ADIADA VOTACAO DA PEC

Deputado adia votação da PEC do fim da jornada 6x1 na comissão especial

Deputados em reunião na comissão especial discutindo a PEC 6x1.
Comissão especial discute Proposta de Emenda Constitucional (PEC) que altera a jornada de trabalho.

Pedido de vista do deputado Mauricio Marcon (PL-RS) interrompe trâmite da Proposta de Emenda Constitucional que visa alterar a escala de trabalho. Texto deve voltar à pauta na próxima semana.

A votação da Proposta de Emenda Constitucional (PEC) que pretende encerrar a escala de trabalho 6x1 foi adiada na comissão especial após o deputado Mauricio Marcon (PL-RS) solicitar vista nesta segunda-feira, 25/05/2026. A decisão, tomada para permitir uma análise mais aprofundada do texto, impacta diretamente a organização da jornada de trabalho de milhões de brasileiros e a adequação de empresas a novas regras.
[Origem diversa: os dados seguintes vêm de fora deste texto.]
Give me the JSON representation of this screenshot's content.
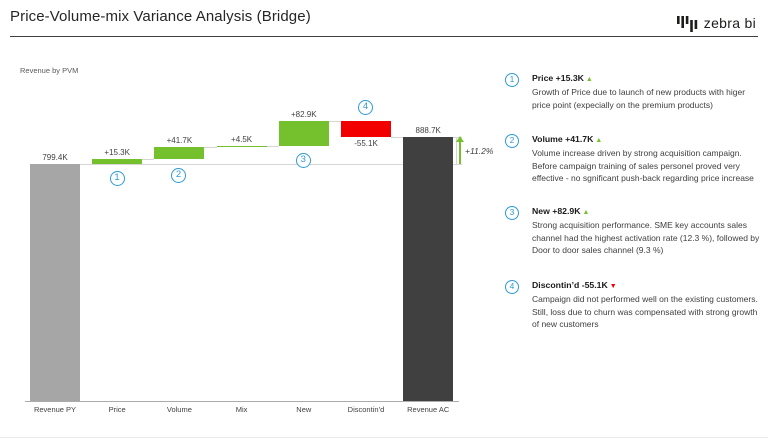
{
  "header": {
    "title": "Price-Volume-mix Variance Analysis (Bridge)",
    "logo": {
      "text": "zebra bi"
    }
  },
  "chart_data": {
    "type": "waterfall",
    "title": "Revenue by PVM",
    "categories": [
      "Revenue PY",
      "Price",
      "Volume",
      "Mix",
      "New",
      "Discontin’d",
      "Revenue AC"
    ],
    "values": [
      799.4,
      15.3,
      41.7,
      4.5,
      82.9,
      -55.1,
      888.7
    ],
    "roles": [
      "total",
      "delta",
      "delta",
      "delta",
      "delta",
      "delta",
      "total"
    ],
    "bar_labels": [
      "799.4K",
      "+15.3K",
      "+41.7K",
      "+4.5K",
      "+82.9K",
      "-55.1K",
      "888.7K"
    ],
    "unit": "K",
    "value_axis": {
      "min": 0,
      "max": 1015,
      "visible": false
    },
    "grid": false,
    "legend": "none",
    "total_variance": {
      "label": "+11.2%",
      "from_category": "Revenue PY",
      "to_category": "Revenue AC"
    },
    "markers": [
      {
        "n": "1",
        "category": "Price"
      },
      {
        "n": "2",
        "category": "Volume"
      },
      {
        "n": "3",
        "category": "New"
      },
      {
        "n": "4",
        "category": "Discontin’d"
      }
    ],
    "colors": {
      "total_start": "#A6A6A6",
      "total_end": "#404040",
      "positive": "#75C12D",
      "negative": "#F20000",
      "marker_blue": "#2E9BD8",
      "connector": "#D6D6D6",
      "axis": "#ABABAB"
    }
  },
  "annotations": [
    {
      "n": "1",
      "title": "Price",
      "value": "+15.3K",
      "direction": "up",
      "body": "Growth of Price due to launch of new products with higer price point (expecially on the premium products)"
    },
    {
      "n": "2",
      "title": "Volume",
      "value": "+41.7K",
      "direction": "up",
      "body": "Volume increase driven by strong acquisition campaign. Before campaign training of sales personel proved very effective - no sgnificant push-back regarding price increase"
    },
    {
      "n": "3",
      "title": "New",
      "value": "+82.9K",
      "direction": "up",
      "body": "Strong acquisition performance. SME key accounts sales channel had the highest activation rate (12.3 %), followed by Door to door sales channel (9.3 %)"
    },
    {
      "n": "4",
      "title": "Discontin’d",
      "value": "-55.1K",
      "direction": "down",
      "body": "Campaign did not performed well on the existing customers. Still, loss due to churn was compensated with strong growth of new customers"
    }
  ]
}
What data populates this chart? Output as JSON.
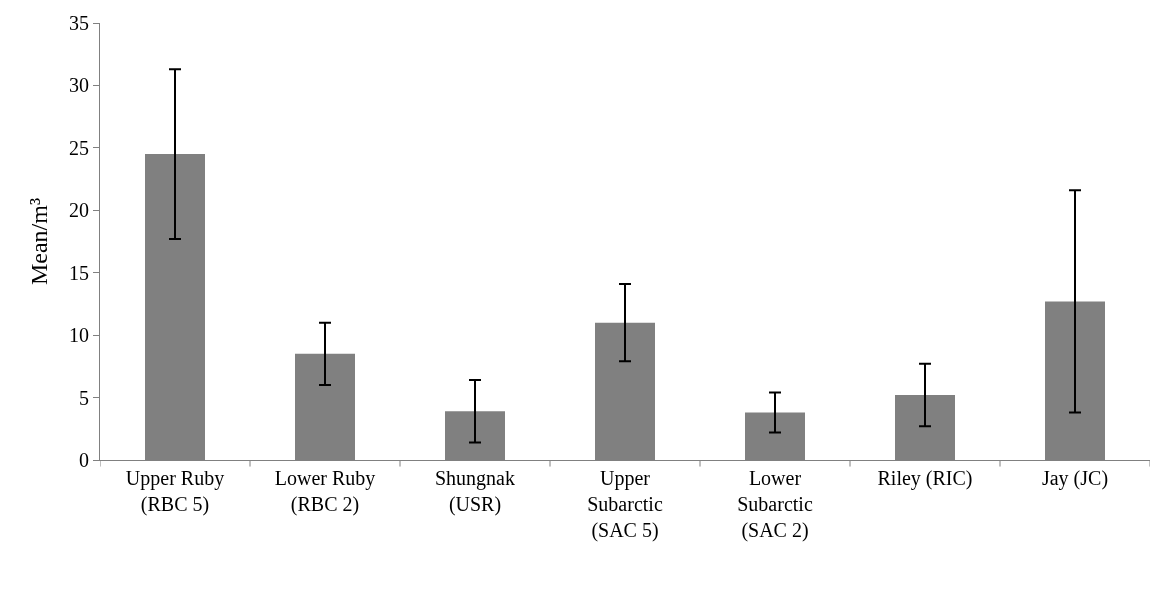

A expectativa é que a votação seja retomada na próxima sessão.

O relator Leo Prates (Republicanos-BA) e o presidente da comissão, Alencar Santana (PT-SP), indicaram que o projeto pode ser votado na quarta-feira, 27/05/2026, e chegar ao plenário da Casa na quinta-feira, 29/05/2026. O pedido de vista, um procedimento comum no trâmite legislativo, permite aos parlamentares um intervalo para examinar o projeto. Este tempo é crucial para que a base governista articule os votos necessários para a aprovação da PEC, tanto na comissão quanto no plenário.

O presidente da Câmara, deputado Hugo Motta (Republicanos-PB), expressou o desejo de que o texto final seja votado em plenário ainda nesta semana. Após aprovação na Câmara, a PEC seguirá para análise do Senado Federal. Sessões extraordinárias foram cogitadas para terça-feira e quarta-feira, indicando a urgência em avançar com a matéria.

O relatório de Prates trouxe um ponto central de debate: o período de transição para o fim da escala 6x1. O governo federal pressionou por uma implementação rápida, visando benefícios eleitorais. Contudo, o relator anunciou que a PEC prevê a redução da jornada de 44 para 40 horas semanais em um período de até 14 meses, garantindo tempo para o setor produtivo se ajustar. Em reunião com o presidente Luiz Inácio Lula da Silva (PT), foi acordado que após 60 dias da promulgação, a carga horária semanal será reduzida em duas horas, com a jornada máxima de 40 horas implementada após 12 meses.

A Constituição Federal estabelece uma jornada semanal máxima de 44 horas. O relator sustenta que, após 60 dias da promulgação e com a garantia de duas folgas semanais, o trabalhador já terá direito a uma escala 5x2. "A jornada é o total que você pode trabalhar em uma semana. Escala é como você arruma esse tempo. A [redução da] escala será feita em 60 dias [após a promulgação], que foi o mote que mobilizou o Brasil", explicou Prates. Com a jornada em 42 horas durante o período de transição, o trabalhador terá uma jornada diária de 8 horas e 24 minutos.

O texto em discussão também propõe flexibilizar a alocação da jornada de trabalho para profissionais que ganham acima de R$ 23 mil e estão registrados sob o regime CLT. A intenção é estabelecer um teto de 160 horas mensais, permitindo negociação entre empregador e empregado. Segundo Prates, essa medida tornaria mais atraente a migração de profissionais registrados como Pessoa Jurídica (PJ) para o regime CLT, pois ofereceria às empresas uma flexibilidade semelhante na gestão de seus colaboradores.

O cronograma ideal, segundo Prates, prevê cerca de 30 dias para que o Senado Federal analise o texto após sua aprovação na Câmara. Apesar do adiamento, o relator considerou o pedido de vista como "esperado" e manifestou respeito à decisão. "É um direito legítimo o período de vista. Eu respeito. Fizemos o máximo, tem sugestões que vieram de críticas que vieram da oposição. Estou tranquilo. Meu norte seria um texto médio, a gente tentou. Estamos há mais de um ano nesse trabalho. O parlamento representa visões diferentes, então é natural não só o pedido de vista como a posição contrária", afirmou.

Em relação aos Microempreendedores Individuais (MEIs), o deputado Hugo Motta informou que medidas específicas para mitigar impactos no mercado de trabalho serão tratadas via projeto de lei. Isso inclui a atualização do limite de faturamento para a categoria e a possibilidade de contratação de mais de um funcionário. As regras para servidores públicos também deverão ser abordadas por meio de projeto de lei, com o Executivo enviando propostas que detalhem nuances infraconstitucionais e previsões para setores com jornadas diferenciadas.